WASHINGTON — Colorado’s two senators voted to cut off debate on a motion that would have prevented the U.S. Senate from considering a key budget accord, clearing the way for passage of a deal that raises budget caps in 2014 and 2015 in exchange for extending them in 2022 and 2023.
Democrats Mark Udall and Michael Bennet used similar language to describe their votes Tuesday morning, but emphasized different parts of the Bipartisan Budget Act of 2013.
“While this budget agreement is not perfect, it reduces the federal deficit, increases economic certainty, and paves the way toward a budget deal that finally gets our fiscal house in order,” Udall said in statement.
“This is by no means a perfect agreement and leaves many issues unaddressed. It does, however, represent a step forward and departs from Washington’s bad habit of lurching from one manufactured crisis to the next,” Bennet said.
The vote was 67-33. All 55 senators who caucus with the Democrats and 12 Republicans voted “aye” for cloture, while 33 Republicans voted “nay.”
The Senate is expected to vote on final passage for the agreement on Wednesday. It would come five days after the House of Representatives voted 332 to 94 for the two-year budget accord.
Deficit hawks and veterans’ groups have each denounced the budget deal.

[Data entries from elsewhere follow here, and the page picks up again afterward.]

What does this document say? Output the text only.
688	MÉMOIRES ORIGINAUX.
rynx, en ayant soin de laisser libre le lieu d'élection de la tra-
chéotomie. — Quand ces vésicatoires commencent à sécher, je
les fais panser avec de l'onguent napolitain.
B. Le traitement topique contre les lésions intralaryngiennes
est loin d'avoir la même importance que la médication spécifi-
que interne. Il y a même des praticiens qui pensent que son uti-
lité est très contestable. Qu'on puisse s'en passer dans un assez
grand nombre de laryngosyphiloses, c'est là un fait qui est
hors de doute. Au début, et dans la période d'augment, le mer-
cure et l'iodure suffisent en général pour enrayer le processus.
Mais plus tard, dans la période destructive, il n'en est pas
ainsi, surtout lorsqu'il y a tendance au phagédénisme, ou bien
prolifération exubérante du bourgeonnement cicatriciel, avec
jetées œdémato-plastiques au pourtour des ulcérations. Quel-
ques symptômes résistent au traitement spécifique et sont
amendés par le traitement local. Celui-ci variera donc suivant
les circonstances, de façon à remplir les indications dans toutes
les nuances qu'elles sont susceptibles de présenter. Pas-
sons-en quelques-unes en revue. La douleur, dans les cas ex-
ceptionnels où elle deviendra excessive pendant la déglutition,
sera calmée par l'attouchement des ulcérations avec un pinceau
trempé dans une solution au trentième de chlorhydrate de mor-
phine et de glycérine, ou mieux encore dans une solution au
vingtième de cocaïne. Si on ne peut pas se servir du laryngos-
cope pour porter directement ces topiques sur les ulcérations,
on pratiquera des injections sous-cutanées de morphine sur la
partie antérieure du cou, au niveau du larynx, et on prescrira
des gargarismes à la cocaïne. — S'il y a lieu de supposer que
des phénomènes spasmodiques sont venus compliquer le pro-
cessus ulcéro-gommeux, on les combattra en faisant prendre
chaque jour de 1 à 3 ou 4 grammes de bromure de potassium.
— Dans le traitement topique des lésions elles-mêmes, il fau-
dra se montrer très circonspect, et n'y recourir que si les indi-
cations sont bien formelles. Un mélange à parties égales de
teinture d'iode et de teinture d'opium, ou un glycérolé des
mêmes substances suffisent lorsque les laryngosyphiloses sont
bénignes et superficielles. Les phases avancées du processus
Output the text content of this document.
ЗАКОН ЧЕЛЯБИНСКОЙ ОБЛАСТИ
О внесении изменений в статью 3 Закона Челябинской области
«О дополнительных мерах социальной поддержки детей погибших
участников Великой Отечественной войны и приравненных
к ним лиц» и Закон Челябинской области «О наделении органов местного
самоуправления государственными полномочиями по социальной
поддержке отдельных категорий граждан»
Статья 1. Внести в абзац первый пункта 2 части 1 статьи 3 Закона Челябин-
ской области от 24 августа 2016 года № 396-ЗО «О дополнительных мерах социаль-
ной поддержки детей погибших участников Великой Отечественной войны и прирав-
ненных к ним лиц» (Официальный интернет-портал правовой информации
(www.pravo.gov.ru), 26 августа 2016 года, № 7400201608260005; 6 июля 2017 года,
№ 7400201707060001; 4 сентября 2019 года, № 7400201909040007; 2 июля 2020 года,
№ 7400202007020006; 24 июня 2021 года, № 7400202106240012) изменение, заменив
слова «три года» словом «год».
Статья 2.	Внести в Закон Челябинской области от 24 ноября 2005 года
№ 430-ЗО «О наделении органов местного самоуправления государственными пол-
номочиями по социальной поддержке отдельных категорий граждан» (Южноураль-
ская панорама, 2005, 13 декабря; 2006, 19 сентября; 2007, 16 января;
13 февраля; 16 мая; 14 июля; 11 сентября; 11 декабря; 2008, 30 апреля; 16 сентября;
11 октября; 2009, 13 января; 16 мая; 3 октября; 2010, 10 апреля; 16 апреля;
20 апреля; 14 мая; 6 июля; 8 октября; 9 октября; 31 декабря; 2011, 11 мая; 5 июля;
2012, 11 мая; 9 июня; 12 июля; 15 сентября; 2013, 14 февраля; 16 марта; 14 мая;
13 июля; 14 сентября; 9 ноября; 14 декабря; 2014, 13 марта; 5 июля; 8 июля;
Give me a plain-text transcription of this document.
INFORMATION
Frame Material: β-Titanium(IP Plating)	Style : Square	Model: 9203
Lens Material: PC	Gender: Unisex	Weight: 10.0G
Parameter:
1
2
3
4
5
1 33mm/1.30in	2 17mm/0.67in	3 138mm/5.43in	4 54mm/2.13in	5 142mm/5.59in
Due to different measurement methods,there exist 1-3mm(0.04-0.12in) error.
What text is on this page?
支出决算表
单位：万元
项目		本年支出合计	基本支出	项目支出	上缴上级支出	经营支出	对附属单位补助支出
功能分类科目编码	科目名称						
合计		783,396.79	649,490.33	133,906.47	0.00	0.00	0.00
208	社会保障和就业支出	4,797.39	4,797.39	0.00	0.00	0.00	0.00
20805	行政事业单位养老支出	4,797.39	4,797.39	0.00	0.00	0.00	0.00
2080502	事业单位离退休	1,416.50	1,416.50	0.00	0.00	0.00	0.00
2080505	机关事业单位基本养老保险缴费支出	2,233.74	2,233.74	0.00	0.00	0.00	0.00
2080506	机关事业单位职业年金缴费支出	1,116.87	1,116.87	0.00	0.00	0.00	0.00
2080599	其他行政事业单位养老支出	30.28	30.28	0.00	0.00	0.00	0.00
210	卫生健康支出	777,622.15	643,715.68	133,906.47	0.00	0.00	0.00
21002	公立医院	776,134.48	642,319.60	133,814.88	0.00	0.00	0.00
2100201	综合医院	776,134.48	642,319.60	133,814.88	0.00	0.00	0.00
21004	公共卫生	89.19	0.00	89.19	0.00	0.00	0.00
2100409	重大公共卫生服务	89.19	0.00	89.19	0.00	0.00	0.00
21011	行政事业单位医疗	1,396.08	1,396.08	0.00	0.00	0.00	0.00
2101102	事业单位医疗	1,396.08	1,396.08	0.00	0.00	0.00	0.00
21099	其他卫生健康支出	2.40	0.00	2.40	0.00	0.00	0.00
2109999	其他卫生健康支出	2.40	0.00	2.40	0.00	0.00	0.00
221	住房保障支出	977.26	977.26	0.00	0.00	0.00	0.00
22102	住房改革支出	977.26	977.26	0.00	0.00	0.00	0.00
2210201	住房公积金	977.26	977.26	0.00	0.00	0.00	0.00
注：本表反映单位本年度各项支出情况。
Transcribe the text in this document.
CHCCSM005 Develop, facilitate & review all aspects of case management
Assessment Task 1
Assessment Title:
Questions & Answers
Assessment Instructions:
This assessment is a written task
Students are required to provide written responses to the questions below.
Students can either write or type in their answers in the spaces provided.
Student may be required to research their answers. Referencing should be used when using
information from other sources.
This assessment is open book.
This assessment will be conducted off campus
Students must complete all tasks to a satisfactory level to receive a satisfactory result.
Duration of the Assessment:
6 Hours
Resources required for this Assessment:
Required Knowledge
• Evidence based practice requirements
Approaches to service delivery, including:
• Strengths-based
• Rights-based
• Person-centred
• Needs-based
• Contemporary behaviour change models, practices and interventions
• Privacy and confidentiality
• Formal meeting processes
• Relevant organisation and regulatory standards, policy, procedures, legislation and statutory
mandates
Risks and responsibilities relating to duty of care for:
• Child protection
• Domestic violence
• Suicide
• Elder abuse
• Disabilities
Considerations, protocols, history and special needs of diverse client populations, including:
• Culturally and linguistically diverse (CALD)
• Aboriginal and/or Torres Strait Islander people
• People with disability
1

Americans for Prosperity criticized the accord because it increases spending. Instead of leaving in place the budget caps that lawmakers agreed to in the Budget Control Act of 2011, it raises the caps by $48 billion in the next two years.
State Director Dustin Zvonek said Udall and Bennet had broken the spirit and letter of the 2011 deal.
“I can’t say I’m surprised, because these are two guys who perpetuated the lie of the year: that Coloradans could keep their health insurance if they like it and keep their doctor if they like it,” Zvonek said in an interview, referring to the senators’ statements about the Affordable Care Act, known as Obamacare.
Senate Minority Leader Mitch McConnell, who voted against the motion to cut off debate, also expressed disappointment with the deal.
“Most of my members came to Washington to reduce spending. I hated to walk away from something that was working,” McConnell told reporters.
To the Veterans of Foreign Wars, the deal cuts federal spending for veterans benefits too much. By reducing cost-of-living-adjustment for military retirees younger than 62, the agreement imposes an extra burden on combat veterans.
“(T)he COLA penalty breaks the faith of military retirees and puts the continued viability of the All-Volunteer Military in jeopardy,” VFW National Commander William A. Thien said in a statement Friday.
Whether the budget agreement reduces or increases the federal debt depends on future Congresses. The Congressional Budget Office said the deal could reduce the deficit over the next ten years by $23 billion.
The accord would raise defense and non-defense spending by $22 billion each in fiscal year 2014 and by $9 billion each in fiscal year 2015, according to the CBO. The Budget Control Act of 2011, whose automatic, round-the-board spending cuts began earlier this year, had set the annual caps at $967 billion.
In exchange for raising the caps, the accord would extend the length of the Budget Control Act beyond its original expiration date by two years to 2023. In addition, it would reduce direct spending by $78 billion and increase revenues by $7 billion. The deal contains two dozen cuts to federal programs, including a provision that requires federal employees hired after 2013 to contribute 1.3 percent more for their retirement benefits.
With a Democrat in the White House and Democrats enjoying a 10-seat advantage in the upper chamber, many Republicans felt they had little choice.
“The budget agreement is not perfect, but given the political possibilities, it was accepted as a better alternative than shutdown,” a Senate GOP aide said speaking on condition of anonymity to discuss the matter freely.
President Obama has said he would sign the budget deal into law.